Are the read-write speeds sufficient for a server?
Depends.
For most of us, most use-cases, yes. I have 2 externals on USB that are no slower than my ancient NAS that only does 100Mbit Ethernet (honestly they’re probably faster).
Now if you’re running a transactional database, then externals are bad for throughput, but also stability/reliability and heat.
One thing I rarely see mentioned here is that external drives lack any cooling. This is fine for most uses-cases where people will intermittently copy data to them. But of you try sustained writes you can watch the temps climb in minutes. Which is why both of mine have old, large case fans on them (duct taped in place no less). They’re really quiet especially since I run them at 5v instead of 12V.
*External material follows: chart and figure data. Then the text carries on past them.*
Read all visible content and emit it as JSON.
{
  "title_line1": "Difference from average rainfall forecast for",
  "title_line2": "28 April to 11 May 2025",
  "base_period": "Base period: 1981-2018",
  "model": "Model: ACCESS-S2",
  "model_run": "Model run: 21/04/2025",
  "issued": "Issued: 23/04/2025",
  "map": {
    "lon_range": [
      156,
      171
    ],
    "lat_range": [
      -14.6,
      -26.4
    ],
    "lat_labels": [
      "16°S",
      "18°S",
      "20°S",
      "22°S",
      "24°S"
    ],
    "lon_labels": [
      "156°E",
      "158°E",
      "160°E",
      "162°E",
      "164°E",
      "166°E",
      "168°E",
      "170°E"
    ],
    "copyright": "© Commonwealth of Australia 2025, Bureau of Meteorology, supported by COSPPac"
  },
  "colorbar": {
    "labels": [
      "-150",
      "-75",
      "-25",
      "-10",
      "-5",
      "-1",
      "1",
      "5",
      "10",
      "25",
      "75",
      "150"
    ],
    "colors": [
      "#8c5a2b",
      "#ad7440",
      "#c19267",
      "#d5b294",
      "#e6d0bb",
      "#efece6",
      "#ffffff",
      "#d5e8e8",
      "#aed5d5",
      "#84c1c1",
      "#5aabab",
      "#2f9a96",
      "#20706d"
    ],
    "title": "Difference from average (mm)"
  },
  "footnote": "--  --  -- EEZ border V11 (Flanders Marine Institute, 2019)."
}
Externals are generally recommended against of it can be avoided. But of it’s what you have, run it, just know the lifespan is likely limited, and they’re not to be trusted from stability standpoint - always have redundancy/backups for important data.
My externals are part of my local redundancy - they replicate my main data drive, which is also replicated to my ancient NAS. So I have 3 local copies of everything.



Expand on your file sharing model/needs/usage pattern. .
Syncthing synchronizes specified folders. It’s quite configurable, but it’s really meant for a stable, regular syncing process. If you need more ad-hoc, it can do it but it’s not like using a network share.
Resilio Sync has a neat feature - selective sync, that allows you to grab specific files from a shared folder ad-hoc, rather than always sync all files all the time. I use it to grab media files (multi-gig) from my server when traveling.
IIRC, both have a “send only” setting for a sync job, so everyone could simply share to a specific folder, and have selective sync enabled for that folder… I think.
Both are Windows/Linux/iOS, and I think they’re both Mac.